¿POR QUE HABLAR DE ESAS COSAS?
Dualidad
Cuando era niño, antes de entrar en el monasterio, en el templo del pueblo, algunos domingos de misa había un sacerdote que nos decía y repetía que todos éramos hijos de Dios, que todos éramos hermanos en Cristo. Por unos instantes, mirando la rosada tez del sacerdote, daba para creer que era posible esa fraternidad bondadosa de la que parecía tener conocimiento, y se sentía un poco la alegre confianza de que realmente era así como lo iba diciendo. Pero al salir a la calle y vivir la primera competencia por un pedazo de papa, o una vasija rota, uno entendía bien cuál era la distancia entre lo que uno escuchaba y lo que uno vivía. Después me tocó leer y entender cuál era el precio de ser hijo de Dios, y cuál era la condición de no ser más que un hombre, y fue entonces el terrible descubrimiento de esa feroz diferencia entre años y años de un discurso mentido, y un sólo minuto de atisbo de verdad. Comprendí entonces el peso de la educación, de la hipocresía, y, por ello mismo, el de la valentía más pura. Y, aunque en lo íntimo juzgué a aquel sacerdote, no pude ni siquiera verbalizar alguna condena. Lo mismo fue después, aunque quizá durante, con el amor.

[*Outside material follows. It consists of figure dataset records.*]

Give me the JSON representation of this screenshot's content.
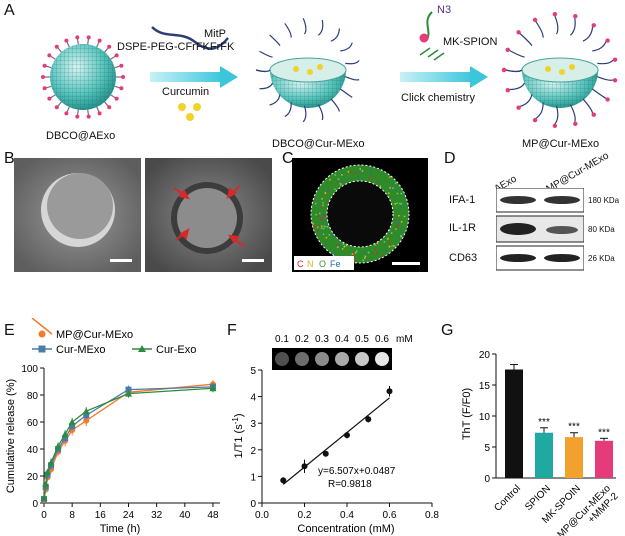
{
  "panels": {
    "a": "A",
    "b": "B",
    "c": "C",
    "d": "D",
    "e": "E",
    "f": "F",
    "g": "G"
  },
  "schematic": {
    "reagent_mitp": "MitP",
    "reagent_peptide": "DSPE-PEG-CFrFKFrFK",
    "reagent_curcumin": "Curcumin",
    "reagent_spion": "MK-SPION",
    "reagent_n3": "N3",
    "step2": "Click chemistry",
    "label1": "DBCO@AExo",
    "label2": "DBCO@Cur-MExo",
    "label3": "MP@Cur-MExo"
  },
  "fluorescence": {
    "legend_c": "C",
    "legend_n": "N",
    "legend_o": "O",
    "legend_fe": "Fe"
  },
  "western": {
    "lanes": [
      "AExo",
      "MP@Cur-MExo"
    ],
    "proteins": [
      "IFA-1",
      "IL-1R",
      "CD63"
    ],
    "sizes": [
      "180 KDa",
      "80 KDa",
      "26 KDa"
    ]
  },
  "colors": {
    "mp": "#f47a2c",
    "cur": "#4a7ca8",
    "exo": "#2e8b3e",
    "black": "#111111",
    "teal": "#1fa9a0",
    "orange": "#f3a12e",
    "pink": "#e53b7a"
  },
  "chart_data": [
    {
      "type": "line",
      "panel": "E",
      "xlabel": "Time (h)",
      "ylabel": "Cumulative release (%)",
      "xlim": [
        0,
        50
      ],
      "ylim": [
        0,
        100
      ],
      "xticks": [
        0,
        8,
        16,
        24,
        32,
        40,
        48
      ],
      "yticks": [
        0,
        20,
        40,
        60,
        80,
        100
      ],
      "x": [
        0,
        0.5,
        1,
        2,
        4,
        6,
        8,
        12,
        24,
        48
      ],
      "series": [
        {
          "name": "MP@Cur-MExo",
          "values": [
            2,
            10,
            19,
            25,
            38,
            46,
            54,
            61,
            82,
            88
          ],
          "err": [
            1,
            2,
            3,
            3,
            3,
            4,
            4,
            4,
            3,
            3
          ]
        },
        {
          "name": "Cur-MExo",
          "values": [
            3,
            12,
            21,
            28,
            40,
            48,
            57,
            65,
            84,
            86
          ],
          "err": [
            1,
            2,
            3,
            3,
            3,
            3,
            3,
            3,
            3,
            3
          ]
        },
        {
          "name": "Cur-Exo",
          "values": [
            4,
            14,
            23,
            30,
            42,
            51,
            60,
            68,
            81,
            85
          ],
          "err": [
            1,
            2,
            2,
            3,
            3,
            3,
            3,
            3,
            3,
            3
          ]
        }
      ]
    },
    {
      "type": "scatter",
      "panel": "F",
      "xlabel": "Concentration (mM)",
      "ylabel": "1/T1 (s-1)",
      "ylabel_main": "1/T1 (s",
      "ylabel_sup": "-1",
      "ylabel_close": ")",
      "xlim": [
        0,
        0.8
      ],
      "ylim": [
        0,
        5
      ],
      "xticks": [
        "0.0",
        "0.2",
        "0.4",
        "0.6",
        "0.8"
      ],
      "yticks": [
        "0",
        "1",
        "2",
        "3",
        "4",
        "5"
      ],
      "x": [
        0.1,
        0.2,
        0.3,
        0.4,
        0.5,
        0.6
      ],
      "values": [
        0.85,
        1.38,
        1.85,
        2.55,
        3.15,
        4.2
      ],
      "err": [
        0.12,
        0.25,
        0.08,
        0.12,
        0.12,
        0.2
      ],
      "fit_slope": 6.507,
      "fit_intercept": 0.0487,
      "equation": "y=6.507x+0.0487",
      "r_value": "R=0.9818",
      "mri_labels": [
        "0.1",
        "0.2",
        "0.3",
        "0.4",
        "0.5",
        "0.6"
      ],
      "mri_unit": "mM"
    },
    {
      "type": "bar",
      "panel": "G",
      "ylabel": "ThT (F/F0)",
      "ylim": [
        0,
        20
      ],
      "yticks": [
        "0",
        "5",
        "10",
        "15",
        "20"
      ],
      "categories": [
        "Control",
        "SPION",
        "MK-SPOIN",
        "MP@Cur-MExo\n+MMP-2"
      ],
      "category_lines": [
        [
          "Control"
        ],
        [
          "SPION"
        ],
        [
          "MK-SPOIN"
        ],
        [
          "MP@Cur-MExo",
          "+MMP-2"
        ]
      ],
      "values": [
        17.5,
        7.3,
        6.6,
        6.0
      ],
      "err": [
        0.8,
        0.8,
        0.7,
        0.4
      ],
      "significance": [
        "",
        "***",
        "***",
        "***"
      ]
    }
  ],
  "scale_bar": ""
}
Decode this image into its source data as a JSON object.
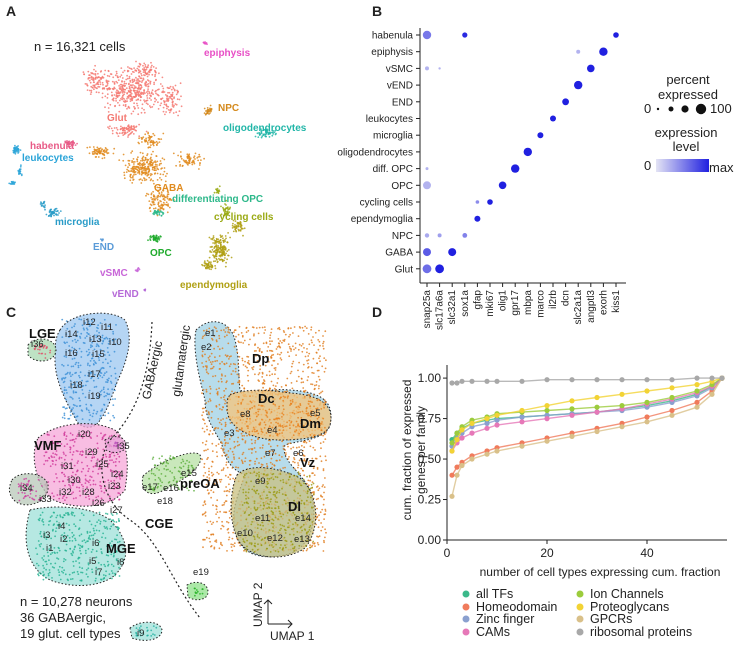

Pues, aunque había leído y vivido cientos de cosas referentes a esa palabra, descubrí con rara calma que jamás había sentido algo así. Y lo extraño es que no sentí otra cosa que pena, una pena tibia y lastimera, no por que yo no había experimentado tal maravilloso sentimiento (adecuándome al lenguaje que me rodea), sino porque pude comprobar que no hubo uno que lo hubiese sentido y seguido vivo (también adecuándome al lenguaje que me rodea). Fue entonces que dejé el primero de mis monasterios, y fue entonces, por supuesto, que te conocí.
Ser hijo de Dios, conocer el amor... tú que desnuda gritaste de locura haciendo de mi cuerpo un altar en el que entregabas desde tu inocencia hasta tu futuro, dime, quieta y simple, por qué hablar de esas cosas?